For the vast majority of small business owners, the hotly debated Hobby Lobby ruling will have no direct impact.
On Monday, the Supreme Court ruled that "closely-held" for-profit corporations (those that are majority owned by five or fewer people) can be granted religious exemptions from certain contraceptive coverage (such as IUDs and the morning-after pill) required under the Affordable Care Act.
Hobby Lobby is by no means a small business -- it has nearly 600 stores and some 13,000 employees. But the Supreme Court's description of "closely held" companies calls into question how far the ruling might extend.
Seventy-eight percent of small businesses are family-owned, according to LIMRA, an insurance trade research firm -- but only 2% of small businesses have 50 or more employees. This is key to the Hobby Lobby decision because any business with fewer than fifty employees is already exempted from the health insurance mandate under the Affordable Healthcare Act.
Of that 2%, businesses would have to prove a "sincere" religious belief in order to be exempt. While it's unclear how the sincerity will be tested (or how many businesses might make this claim), it's unlikely to be in most companies' best interests to go that route.
The actual cost of the contraception to employers is relatively minimal. According to 2011 report from the Actuarial Research Corporation (which used data from 2010) the corporation's estimated annual cost, as part of an insurance plan, is $26 per enrolled female. This amount includes all contraception, like standard birth control pills, which was not disputed in the Hobby Lobby case.
"From a purely economic perspective, [unintended pregnancies are] going to cost me and my insurance provider a lot more than birth control costs," said Jim Houser, owner of Hawthorne Auto Clinic in Portland, Ore., and executive board member of the Main Street Alliance.
He employs eleven workers -- four of whom are women -- and provides them with complete coverage despite not being legally obligated to do so.
"But, that's not my decision to make," added Houser. "Businesses have absolutely no business being involved in the personal relationships of any employee -- especially with a woman and her doctor."
Houser isn't the only one questioning the Supreme Court's decision. Laurie Sobel, senior policy analyst with the Kaiser Family Foundation, said there are still a lot of questions that need to be answered by the Department of Health & Human Services: How will the new exemption be enforced?
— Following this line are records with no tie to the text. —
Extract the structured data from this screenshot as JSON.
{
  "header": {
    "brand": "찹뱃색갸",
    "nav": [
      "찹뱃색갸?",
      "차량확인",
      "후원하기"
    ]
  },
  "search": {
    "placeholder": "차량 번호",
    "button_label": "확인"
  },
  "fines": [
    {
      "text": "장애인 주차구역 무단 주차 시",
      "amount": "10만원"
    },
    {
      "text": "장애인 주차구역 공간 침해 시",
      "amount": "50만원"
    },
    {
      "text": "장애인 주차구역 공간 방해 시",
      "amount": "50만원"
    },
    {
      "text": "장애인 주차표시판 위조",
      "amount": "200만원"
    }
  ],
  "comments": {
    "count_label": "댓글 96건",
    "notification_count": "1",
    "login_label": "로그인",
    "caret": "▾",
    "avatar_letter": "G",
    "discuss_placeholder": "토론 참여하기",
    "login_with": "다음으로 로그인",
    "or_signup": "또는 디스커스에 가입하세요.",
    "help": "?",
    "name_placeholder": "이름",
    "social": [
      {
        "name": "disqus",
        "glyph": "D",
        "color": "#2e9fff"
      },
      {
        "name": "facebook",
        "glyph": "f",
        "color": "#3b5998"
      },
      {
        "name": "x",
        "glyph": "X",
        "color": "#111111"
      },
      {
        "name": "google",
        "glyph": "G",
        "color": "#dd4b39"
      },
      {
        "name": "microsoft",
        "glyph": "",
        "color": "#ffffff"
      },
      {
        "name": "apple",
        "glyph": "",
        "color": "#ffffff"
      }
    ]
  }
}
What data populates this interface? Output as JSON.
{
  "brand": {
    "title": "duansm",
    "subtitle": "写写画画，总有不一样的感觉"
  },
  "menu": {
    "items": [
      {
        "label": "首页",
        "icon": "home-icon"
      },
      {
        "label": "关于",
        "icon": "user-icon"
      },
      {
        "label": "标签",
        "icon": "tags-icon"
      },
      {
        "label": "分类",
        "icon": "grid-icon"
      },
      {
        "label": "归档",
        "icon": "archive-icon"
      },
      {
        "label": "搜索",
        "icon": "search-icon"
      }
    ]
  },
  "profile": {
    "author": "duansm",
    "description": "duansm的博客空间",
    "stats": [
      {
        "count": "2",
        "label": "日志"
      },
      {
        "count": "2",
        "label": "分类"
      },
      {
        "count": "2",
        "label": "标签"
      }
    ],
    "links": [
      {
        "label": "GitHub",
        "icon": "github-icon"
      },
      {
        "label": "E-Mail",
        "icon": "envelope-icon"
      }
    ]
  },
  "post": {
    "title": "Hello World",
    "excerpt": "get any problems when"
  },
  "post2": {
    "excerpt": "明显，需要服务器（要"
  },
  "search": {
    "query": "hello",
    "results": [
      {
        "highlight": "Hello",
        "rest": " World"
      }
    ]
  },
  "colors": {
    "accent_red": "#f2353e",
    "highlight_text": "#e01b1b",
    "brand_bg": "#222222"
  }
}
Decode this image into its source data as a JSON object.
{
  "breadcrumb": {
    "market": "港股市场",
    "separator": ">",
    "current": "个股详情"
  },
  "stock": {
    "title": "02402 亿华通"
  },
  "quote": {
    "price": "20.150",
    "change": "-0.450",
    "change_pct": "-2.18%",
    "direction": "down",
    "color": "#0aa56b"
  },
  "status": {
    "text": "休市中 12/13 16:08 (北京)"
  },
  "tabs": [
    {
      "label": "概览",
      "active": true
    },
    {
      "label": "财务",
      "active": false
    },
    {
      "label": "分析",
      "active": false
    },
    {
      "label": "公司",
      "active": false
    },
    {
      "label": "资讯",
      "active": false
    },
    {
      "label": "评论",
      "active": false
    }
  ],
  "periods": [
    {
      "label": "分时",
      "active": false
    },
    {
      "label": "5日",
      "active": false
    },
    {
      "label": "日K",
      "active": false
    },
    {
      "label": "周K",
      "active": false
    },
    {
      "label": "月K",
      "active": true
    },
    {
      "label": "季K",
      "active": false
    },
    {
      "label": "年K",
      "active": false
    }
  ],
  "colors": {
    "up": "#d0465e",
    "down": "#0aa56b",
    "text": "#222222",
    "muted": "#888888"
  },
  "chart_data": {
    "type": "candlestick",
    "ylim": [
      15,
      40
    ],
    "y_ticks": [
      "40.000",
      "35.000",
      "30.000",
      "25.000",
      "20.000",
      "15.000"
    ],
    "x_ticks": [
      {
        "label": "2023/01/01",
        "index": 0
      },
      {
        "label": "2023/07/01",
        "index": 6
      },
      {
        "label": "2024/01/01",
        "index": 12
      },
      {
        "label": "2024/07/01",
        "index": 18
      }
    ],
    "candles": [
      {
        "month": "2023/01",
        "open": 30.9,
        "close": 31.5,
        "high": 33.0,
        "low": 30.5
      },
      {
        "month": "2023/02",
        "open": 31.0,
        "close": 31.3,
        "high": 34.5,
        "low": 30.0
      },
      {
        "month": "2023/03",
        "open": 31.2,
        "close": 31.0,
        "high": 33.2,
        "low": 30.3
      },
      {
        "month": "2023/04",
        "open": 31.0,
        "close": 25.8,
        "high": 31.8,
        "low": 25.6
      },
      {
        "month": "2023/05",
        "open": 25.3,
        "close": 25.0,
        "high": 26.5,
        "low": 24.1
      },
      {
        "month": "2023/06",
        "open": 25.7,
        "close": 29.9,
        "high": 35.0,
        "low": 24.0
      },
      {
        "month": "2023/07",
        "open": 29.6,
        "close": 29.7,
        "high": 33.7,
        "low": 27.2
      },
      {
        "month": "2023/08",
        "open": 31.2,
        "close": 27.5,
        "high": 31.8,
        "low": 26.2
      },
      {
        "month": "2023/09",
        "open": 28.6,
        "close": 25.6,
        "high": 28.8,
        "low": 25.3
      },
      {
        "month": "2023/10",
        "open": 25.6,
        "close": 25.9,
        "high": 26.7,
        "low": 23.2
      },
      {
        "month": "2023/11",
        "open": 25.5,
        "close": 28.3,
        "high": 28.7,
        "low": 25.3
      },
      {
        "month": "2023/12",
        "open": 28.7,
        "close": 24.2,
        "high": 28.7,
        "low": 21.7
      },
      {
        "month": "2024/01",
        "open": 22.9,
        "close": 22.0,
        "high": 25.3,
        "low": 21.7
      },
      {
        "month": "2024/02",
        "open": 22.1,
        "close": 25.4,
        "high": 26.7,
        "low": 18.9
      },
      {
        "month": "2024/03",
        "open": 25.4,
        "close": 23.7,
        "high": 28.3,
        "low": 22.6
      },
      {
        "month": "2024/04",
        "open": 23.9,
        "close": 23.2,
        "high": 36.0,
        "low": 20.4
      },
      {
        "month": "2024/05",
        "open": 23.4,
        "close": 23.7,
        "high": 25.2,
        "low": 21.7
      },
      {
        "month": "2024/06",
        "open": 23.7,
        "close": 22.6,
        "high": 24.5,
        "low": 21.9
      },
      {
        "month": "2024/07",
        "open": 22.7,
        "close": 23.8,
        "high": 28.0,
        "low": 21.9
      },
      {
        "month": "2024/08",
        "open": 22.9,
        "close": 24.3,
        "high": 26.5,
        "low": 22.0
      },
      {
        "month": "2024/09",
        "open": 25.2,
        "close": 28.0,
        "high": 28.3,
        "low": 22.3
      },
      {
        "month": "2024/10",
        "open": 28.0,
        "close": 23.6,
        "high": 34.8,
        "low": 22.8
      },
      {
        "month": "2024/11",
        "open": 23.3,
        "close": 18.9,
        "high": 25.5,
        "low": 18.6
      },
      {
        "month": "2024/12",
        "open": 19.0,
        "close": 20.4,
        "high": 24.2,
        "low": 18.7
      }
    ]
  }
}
Will companies self-certify (as nonprofits do) or will there be some sort of test to determine the sincerity of a company's religious beliefs?
There are also serious concerns about what this might mean for businesses that object to other aspects of health coverage. Justice Ruth Bader Ginsburg raised many of them in her vehement opposition.
"Would the exemption...extend to employers with religiously grounded objections to blood transfusions (Jehovah's Witnesses); antidepressants (Scientologists); medications derived from pigs, including anesthesia, intravenous fluids, and pills coated with gelatin (certain Muslims, Jews, and Hindus); and vaccinations ?" she wrote.
"The court, I fear, has ventured into a minefield," Ginsburg added.